L’ammasso globulare NGC 6652 brilla come un gioiello cosmico, in questa bellissima immagine inviataci dal Telescopio Spaziale Hubble.

Lo splendore di NGC 6652, visto da Hubble
Crediti:ESA/Hubble & NASA, A. Sarajedini, G. Piotto

Come si vede dall’immagine il nucleo dell’ammasso è quasi soffocato dalla luce blu pallida di innumerevoli stelle giovani, mentre nella periferia si trovano anche stelle più mature, di colore più rosso.

Gli ammassi globulari sono ambienti estremamente stabili, contenenti da decine di migliaia a milioni di stelle. L’intensa attrazione gravitazionale tra le stelle dona a questi oggetti la loro peculiare forma sferica. Nella nostra Galassia ce ne sono quasi duecento, ma nelle grandi galassie ellittiche possono essere anche migliaia.

E non sono soltanto belli! C’è molto di più, oltre la loro indubbia avvenenza. Gli ammassi globulari sono stati (e ancora risultano) il banco di prova su cui molte teorie dell’evoluzione stellare si sono elaborate, confrontate ed anche scontrate.
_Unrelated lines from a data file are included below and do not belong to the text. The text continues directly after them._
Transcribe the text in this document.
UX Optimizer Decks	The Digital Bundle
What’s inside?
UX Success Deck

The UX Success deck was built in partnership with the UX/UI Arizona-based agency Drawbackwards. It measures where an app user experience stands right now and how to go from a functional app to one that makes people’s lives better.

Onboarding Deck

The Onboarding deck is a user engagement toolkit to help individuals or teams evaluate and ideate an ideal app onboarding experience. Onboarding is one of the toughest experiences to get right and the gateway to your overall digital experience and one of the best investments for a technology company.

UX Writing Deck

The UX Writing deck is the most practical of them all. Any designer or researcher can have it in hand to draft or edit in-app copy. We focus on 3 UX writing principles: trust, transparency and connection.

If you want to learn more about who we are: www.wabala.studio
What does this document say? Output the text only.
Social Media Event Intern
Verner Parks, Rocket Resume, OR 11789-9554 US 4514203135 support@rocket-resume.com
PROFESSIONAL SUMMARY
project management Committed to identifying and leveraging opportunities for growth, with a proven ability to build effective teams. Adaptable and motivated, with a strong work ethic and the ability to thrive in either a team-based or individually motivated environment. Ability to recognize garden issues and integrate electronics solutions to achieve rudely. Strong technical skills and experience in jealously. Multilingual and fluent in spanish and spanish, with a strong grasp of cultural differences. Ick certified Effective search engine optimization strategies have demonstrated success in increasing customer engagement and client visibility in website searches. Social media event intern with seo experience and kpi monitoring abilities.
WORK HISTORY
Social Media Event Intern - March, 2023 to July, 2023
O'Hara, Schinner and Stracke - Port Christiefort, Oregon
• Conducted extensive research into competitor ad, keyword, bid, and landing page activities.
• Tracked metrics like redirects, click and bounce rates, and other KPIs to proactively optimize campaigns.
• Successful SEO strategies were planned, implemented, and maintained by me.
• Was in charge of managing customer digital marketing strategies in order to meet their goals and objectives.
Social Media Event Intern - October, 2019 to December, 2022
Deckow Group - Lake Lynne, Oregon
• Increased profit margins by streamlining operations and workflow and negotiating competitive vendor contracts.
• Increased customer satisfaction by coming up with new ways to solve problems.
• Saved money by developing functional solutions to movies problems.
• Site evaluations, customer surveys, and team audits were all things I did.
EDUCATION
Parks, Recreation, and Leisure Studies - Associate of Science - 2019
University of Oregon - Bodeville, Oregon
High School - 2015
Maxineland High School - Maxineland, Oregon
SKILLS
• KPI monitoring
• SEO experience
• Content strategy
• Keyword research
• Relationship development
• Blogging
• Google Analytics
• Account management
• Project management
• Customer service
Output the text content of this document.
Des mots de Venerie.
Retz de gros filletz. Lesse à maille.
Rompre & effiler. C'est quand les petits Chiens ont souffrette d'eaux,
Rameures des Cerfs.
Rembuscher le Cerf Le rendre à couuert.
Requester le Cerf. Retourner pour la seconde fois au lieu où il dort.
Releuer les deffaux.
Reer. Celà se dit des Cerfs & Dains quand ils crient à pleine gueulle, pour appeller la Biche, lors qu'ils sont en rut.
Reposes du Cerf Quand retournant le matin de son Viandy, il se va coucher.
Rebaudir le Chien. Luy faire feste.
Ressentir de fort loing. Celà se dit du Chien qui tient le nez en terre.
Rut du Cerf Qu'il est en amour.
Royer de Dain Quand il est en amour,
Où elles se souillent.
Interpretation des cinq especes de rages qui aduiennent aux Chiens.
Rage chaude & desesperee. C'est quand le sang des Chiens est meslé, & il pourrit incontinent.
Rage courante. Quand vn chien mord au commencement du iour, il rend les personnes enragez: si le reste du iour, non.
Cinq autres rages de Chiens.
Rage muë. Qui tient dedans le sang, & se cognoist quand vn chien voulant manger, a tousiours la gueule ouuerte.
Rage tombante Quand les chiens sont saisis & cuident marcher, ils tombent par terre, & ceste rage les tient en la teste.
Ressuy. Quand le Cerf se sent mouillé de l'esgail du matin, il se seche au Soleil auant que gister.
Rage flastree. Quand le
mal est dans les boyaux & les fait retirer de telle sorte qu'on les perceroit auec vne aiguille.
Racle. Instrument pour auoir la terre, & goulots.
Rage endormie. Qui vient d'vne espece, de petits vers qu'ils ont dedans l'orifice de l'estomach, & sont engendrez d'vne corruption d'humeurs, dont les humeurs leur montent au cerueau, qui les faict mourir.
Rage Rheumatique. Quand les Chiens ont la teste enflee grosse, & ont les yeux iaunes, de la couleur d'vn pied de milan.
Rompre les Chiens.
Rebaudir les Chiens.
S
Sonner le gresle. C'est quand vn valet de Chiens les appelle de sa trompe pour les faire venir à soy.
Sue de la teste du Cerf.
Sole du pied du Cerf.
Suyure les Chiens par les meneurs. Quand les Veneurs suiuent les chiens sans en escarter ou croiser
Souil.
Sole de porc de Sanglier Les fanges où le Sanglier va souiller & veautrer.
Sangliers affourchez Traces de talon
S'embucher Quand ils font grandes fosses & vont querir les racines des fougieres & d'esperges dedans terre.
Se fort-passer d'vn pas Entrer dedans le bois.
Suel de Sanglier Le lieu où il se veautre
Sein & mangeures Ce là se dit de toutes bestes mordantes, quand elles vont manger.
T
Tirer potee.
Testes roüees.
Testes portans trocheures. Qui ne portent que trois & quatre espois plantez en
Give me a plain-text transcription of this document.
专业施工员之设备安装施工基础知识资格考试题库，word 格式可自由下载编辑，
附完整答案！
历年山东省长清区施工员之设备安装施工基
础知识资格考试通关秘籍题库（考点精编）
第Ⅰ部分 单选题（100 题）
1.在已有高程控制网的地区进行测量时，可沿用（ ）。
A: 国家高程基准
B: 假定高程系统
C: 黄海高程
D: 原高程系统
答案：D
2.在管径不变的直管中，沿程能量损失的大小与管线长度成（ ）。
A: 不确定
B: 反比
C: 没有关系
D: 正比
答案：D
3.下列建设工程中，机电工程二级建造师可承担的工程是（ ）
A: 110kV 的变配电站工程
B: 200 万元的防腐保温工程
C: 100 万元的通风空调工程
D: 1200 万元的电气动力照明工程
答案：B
Il fatto semplice e prezioso di avere tantissime stelle insieme, ad una distanza fissata, diverse (in primo luogo) solo per la loro massa, è stato fondamentale per mettere a punto quella parte fondamentale dell’indagine dei corpi celesti che è lo studio accurato della vita delle stelle: l’astrofisica, appunto.

Tale disciplina – che oggi forse ha perso un poco di visibilità sui media, in favore delle notizie che ci arrivano dagli oggetti lontanissimi dell’universo – ha avuto fortissimi sviluppi negli anni ’70 ed ’80 del secolo scorso, con contributi italiani importantissimi, quali ad esempio (ma non soltanto) quelli portati dalla scuola di Frascati.

Una storia alla quale chi vi scrive ora ha avuto la fortuna di assistere, in buona parte. Una storia che andrebbe veramente scritta per esteso, una volta o l’altra.